The United States Congress passed The Electronic Signatures in Global and National Commerce Act (ESIGN), which reified the use of electronic signatures in the enterprise. Although not new to the organizational landscape, organizations are failing in large numbers to utilize the benefits of digital signatures that this Act imparts unto them.
The purpose of this act is to keep commerce, law, and technology in alignment, stating that digital and electronic signatures are as legally binding as their traditional, paper-based counterpart signatures.
The Act specifies that images of a handwritten signature, a typed name in cursive font, or the drawing of a signature with either a mouse or a finger in digital format, all equate to legally binding signatures. However, although digital signatures and electronic signatures are terms used interchangeably, there is a legally relevant difference between the two, and are distinguished as follows:
An electronic signature is only the concept as the law interprets it, and is a capturing and representation of someone’s intent. For it to be an admissible concept in court, however, it does not differ much from traditional signatures: it must specify and give proof for who signed the document, and what document was signed.
A digital signature, however, specifies the underlying encryption technology as it pertains to the electronic signature. Although it works in tandem with an electronic signature, it cannot in and of itself be considered an electronic signature. It merely “authenticates” the signature as a legal representation of the intent of the person who signed it. Requiring use of an authentication key, a digital signature cannot be forged unless the signer loses the authentication key.
Many of the few documents that cannot be signed electronically are irrelevant to organizations, but important to family law. Content and documents governing adoption, divorce, or family law require notaries (agents that digital and electronic signatures do not provide in-situ technologies for).
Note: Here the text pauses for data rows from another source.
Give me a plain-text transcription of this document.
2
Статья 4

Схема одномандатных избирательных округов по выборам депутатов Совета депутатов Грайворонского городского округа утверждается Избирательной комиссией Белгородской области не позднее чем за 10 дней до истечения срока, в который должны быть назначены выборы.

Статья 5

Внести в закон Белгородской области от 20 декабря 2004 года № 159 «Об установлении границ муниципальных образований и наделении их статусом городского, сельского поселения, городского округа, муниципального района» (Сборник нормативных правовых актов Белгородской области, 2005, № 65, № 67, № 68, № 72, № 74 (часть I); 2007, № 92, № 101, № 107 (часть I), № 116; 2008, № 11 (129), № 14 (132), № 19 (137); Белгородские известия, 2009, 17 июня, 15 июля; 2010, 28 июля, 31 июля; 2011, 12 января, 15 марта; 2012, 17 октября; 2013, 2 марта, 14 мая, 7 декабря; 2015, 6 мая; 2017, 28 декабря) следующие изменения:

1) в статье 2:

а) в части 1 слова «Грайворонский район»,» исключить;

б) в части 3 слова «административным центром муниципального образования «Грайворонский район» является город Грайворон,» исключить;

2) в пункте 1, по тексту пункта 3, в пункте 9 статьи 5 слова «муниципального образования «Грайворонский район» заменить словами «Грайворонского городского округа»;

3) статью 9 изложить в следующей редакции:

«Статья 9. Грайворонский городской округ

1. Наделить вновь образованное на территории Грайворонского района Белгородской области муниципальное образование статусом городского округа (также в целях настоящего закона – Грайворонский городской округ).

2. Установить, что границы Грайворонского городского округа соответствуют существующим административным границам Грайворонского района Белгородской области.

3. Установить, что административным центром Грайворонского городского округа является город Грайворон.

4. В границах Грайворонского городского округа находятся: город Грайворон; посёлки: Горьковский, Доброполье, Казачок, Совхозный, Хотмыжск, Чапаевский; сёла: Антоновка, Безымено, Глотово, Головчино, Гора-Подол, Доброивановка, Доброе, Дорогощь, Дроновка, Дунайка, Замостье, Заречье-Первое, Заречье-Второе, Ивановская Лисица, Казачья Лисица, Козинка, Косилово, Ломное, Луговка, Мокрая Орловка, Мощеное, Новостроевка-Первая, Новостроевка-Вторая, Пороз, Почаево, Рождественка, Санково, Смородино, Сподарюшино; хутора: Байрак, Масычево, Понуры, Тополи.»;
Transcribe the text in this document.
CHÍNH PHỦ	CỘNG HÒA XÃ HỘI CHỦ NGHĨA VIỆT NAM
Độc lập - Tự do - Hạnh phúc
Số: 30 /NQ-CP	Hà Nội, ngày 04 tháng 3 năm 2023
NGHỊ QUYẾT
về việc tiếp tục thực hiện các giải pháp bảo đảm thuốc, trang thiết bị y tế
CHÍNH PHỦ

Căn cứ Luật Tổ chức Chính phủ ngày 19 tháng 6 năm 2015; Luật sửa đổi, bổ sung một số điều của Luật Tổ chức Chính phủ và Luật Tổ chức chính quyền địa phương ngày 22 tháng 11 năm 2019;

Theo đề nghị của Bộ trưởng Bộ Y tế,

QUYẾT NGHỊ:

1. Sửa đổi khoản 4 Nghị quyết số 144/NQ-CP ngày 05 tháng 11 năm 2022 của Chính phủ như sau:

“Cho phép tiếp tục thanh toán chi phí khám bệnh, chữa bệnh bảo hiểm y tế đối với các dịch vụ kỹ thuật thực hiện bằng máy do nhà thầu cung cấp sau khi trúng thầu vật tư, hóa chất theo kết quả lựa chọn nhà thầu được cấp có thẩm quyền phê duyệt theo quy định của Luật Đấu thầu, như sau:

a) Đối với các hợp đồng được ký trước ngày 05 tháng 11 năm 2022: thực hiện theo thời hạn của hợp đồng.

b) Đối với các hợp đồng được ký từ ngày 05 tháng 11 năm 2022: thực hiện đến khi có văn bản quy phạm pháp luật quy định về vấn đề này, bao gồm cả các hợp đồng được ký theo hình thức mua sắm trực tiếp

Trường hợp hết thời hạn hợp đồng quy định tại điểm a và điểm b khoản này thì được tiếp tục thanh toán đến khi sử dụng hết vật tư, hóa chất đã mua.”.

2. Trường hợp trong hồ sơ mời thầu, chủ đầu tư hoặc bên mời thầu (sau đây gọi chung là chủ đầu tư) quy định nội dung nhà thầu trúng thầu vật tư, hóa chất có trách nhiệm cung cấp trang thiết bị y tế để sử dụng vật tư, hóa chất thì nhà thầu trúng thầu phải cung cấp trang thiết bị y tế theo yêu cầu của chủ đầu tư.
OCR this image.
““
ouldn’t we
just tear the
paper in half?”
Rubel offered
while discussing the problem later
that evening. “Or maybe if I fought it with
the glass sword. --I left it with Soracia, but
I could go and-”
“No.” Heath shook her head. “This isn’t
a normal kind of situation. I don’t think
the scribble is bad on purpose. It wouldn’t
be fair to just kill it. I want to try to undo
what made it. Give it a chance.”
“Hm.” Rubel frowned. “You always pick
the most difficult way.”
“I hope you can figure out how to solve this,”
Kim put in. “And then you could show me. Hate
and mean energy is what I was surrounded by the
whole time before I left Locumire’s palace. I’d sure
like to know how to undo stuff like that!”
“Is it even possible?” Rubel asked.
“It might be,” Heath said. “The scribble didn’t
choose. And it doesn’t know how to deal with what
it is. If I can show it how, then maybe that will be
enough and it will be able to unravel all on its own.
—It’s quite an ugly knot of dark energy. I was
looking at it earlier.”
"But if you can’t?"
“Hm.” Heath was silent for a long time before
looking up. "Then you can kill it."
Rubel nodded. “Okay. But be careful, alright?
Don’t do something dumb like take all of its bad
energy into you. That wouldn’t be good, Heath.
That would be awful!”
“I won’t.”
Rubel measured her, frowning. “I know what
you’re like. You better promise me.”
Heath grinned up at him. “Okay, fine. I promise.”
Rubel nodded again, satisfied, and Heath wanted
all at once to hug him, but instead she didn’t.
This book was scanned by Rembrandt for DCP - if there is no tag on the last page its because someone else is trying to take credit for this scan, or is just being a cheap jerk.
However, this act was recently amended to allow digital signatures for income tax forms 8878 and 8879, and Section 101 of the E-Sign Act, under Subsection B, preserves the rights of individuals to opt out of using digital signatures or electronic signatures if they wish—keeping the signature process open and accessible to all citizens, businesses, and organizations. In other words, digital signatures are not mandatory, nor can they be made mandatory, but they are more efficient and just as legally binding. Some statistics have even shown that businesses can increase sales using digital signature integrations.
However, the original format of some documents such as paper certifications must be retained to ensure compliance. It is not transforming the file type from paper to digital format via document management software that raises legal concerns; it is the disposing of paper certifications once uploaded to digital format that does.
If a printed file is uploaded in a scanner via DMS, and then the original paper version of the document is subsequently disposed, re-printing the document, in some cases, will compromise its legal admissibility. A surefire way to keep records compliant in DMS is to retain certifications in their original format—even once scanned and uploaded to the DMS.
Although this law is over a decade old, it has taken technology and the organizations susceptible to it time to accustom themselves to the law’s stipulations.
This law, in layman’s terms, says that digital and electronic signatures are just as good and binding as their paper counterparts. Videos showing the signing process of a document, an image of your handwritten signature, typing your name in cursive font, and drawing your signature either with a mouse or by dragging your finger on a touchscreen, all qualify as digital signatures. To clarify, there is a difference between electronic signatures and digital signatures. An electronic signature is more inclusive, spanning anything that constitutes a digital marking.
A digital signature, however, is more specific and of greater legal admissibility, as it legally “authenticates” signatures—requiring use of an authentication key, meaning the signature cannot be forged unless the signer loses the authentication key. Even so, the speed at which business is transacted over electronic and digital signatures alike is quick enough to provide minimal time to lose this authentication key.
The only documents that cannot be signed electronically tend to not pertain to organizations, but rather documents governing adoption, divorce, or family law, which oftentimes require notaries (agents that digital and electronic signatures do not provide in-situ technologies for). The law was recently amended to allow digital signatures for income tax forms 8878 and 8879, and Section 101 of the E-Sign Act under Subsection B currently preserves the rights of individuals to opt out of using digital signatures or electronic signatures. In other words, digital signatures are not mandatory, nor can they be made mandatory.
A few more stipulations to keep in-mind: The original format of some documents, particularly paper certifications, should be retained to ensure compliance. It isn’t transforming the file type from paper to digital format via a DMS solution that raises legal concerns; however, it’s the disposing of some paper certifications once they are uploaded to a digital format that does.
Note that if a printed file is uploaded via a scanner to document management software, and then the original paper version of the document is thrown away, re-printing the document, in some cases, will compromise the legal admissibility of the document.
The safest way to keep records compliant in DMS use is to simply retain certifications in their original format—even once uploaded to the DMS system.